The study found that fracking operations do impact the quality of drinking water resources, but due to data limitations, a conclusion cannot be made about how frequently these harmful impacts happen. The industry is largely to blame for the shortcomings of the assessment, for how it prevented the EPA from gathering adequate data to conduct its study.
“Concluding that fracking is safe based off a study with such a limited scope is irresponsible,” said Wenonah Hauter, Executive Director of Food & Water Watch. “How many more people must be poisoned by the oil and gas industry for the EPA to stand up and protect people’s health?

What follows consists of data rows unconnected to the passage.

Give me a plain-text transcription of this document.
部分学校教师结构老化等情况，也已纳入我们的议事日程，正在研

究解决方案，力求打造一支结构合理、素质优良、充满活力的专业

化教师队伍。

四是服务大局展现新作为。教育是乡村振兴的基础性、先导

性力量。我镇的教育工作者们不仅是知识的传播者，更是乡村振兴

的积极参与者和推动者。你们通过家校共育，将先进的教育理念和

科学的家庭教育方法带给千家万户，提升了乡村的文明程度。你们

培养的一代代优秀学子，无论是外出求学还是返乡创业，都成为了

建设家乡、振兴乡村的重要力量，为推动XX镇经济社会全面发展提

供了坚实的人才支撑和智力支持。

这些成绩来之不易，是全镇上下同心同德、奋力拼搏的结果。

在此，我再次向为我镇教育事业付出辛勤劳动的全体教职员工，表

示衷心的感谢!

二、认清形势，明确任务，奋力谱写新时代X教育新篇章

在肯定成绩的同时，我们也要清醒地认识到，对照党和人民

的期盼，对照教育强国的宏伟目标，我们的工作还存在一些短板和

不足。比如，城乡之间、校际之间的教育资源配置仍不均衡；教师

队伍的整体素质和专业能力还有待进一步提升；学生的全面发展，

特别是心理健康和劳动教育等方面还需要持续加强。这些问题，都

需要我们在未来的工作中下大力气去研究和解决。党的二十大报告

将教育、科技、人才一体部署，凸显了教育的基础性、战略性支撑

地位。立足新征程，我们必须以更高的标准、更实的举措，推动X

It’s time for the agency to do its job and stop letting industry shills intimidate it .”
While the assessment stated “we did not find evidence” of “widespread, systemic impacts to drinking water resources,” the EPA’s news release changed this statement to say: “Assessment shows hydraulic fracturing activities have not led to widespread, systemic impacts to drinking water resources” — a subtle but significant difference that led to controversial news coverage that painted a picture of fracking as “safe”.
“What this report really shows is the widespread, systemic collusion between the fracking industry and EPA,” said Drew Hudson, Executive Director at Environmental Action. “It’s time for the EPA and President Obama to come clean on the dangers of fracking.”
Despite the fact that conclusive evidence was limited, the EPA study established numerous harms to drinking water resources from fracking. For example, the EPA found evidence of over 36,000 spills during a period of six years and four months, from January 2006 to April 2012. This amounts to about 15 spills every day somewhere in the United States.
“By downplaying its findings of water contamination from fracking, the EPA ultimately provided cover for the fracking industry to continue to poison our drinking water with chemicals linked to a variety of health problems, including breast cancer,” said Karuna Jaggar, executive director of Breast Cancer Action.“When the EPA finalizes its study, they need to focus on protecting public health—not the fracking industry—by highlighting and condemning drinking water contamination from fracking.”
“The EPA’s report clearly shows that fracking pollution harms our water supplies, but the agency also turned a blind eye to some of the biggest risks of this toxic technique,” said Clare Lakewood of the Center for Biological Diversity. “It’s bizarre and alarming that the EPA report refused to look at the harm caused by the disposal of toxic fracking waste fluid into unlined pits and underground injection wells. The EPA needs to get serious about the threat of fracking and look at every pathway to water contamination.”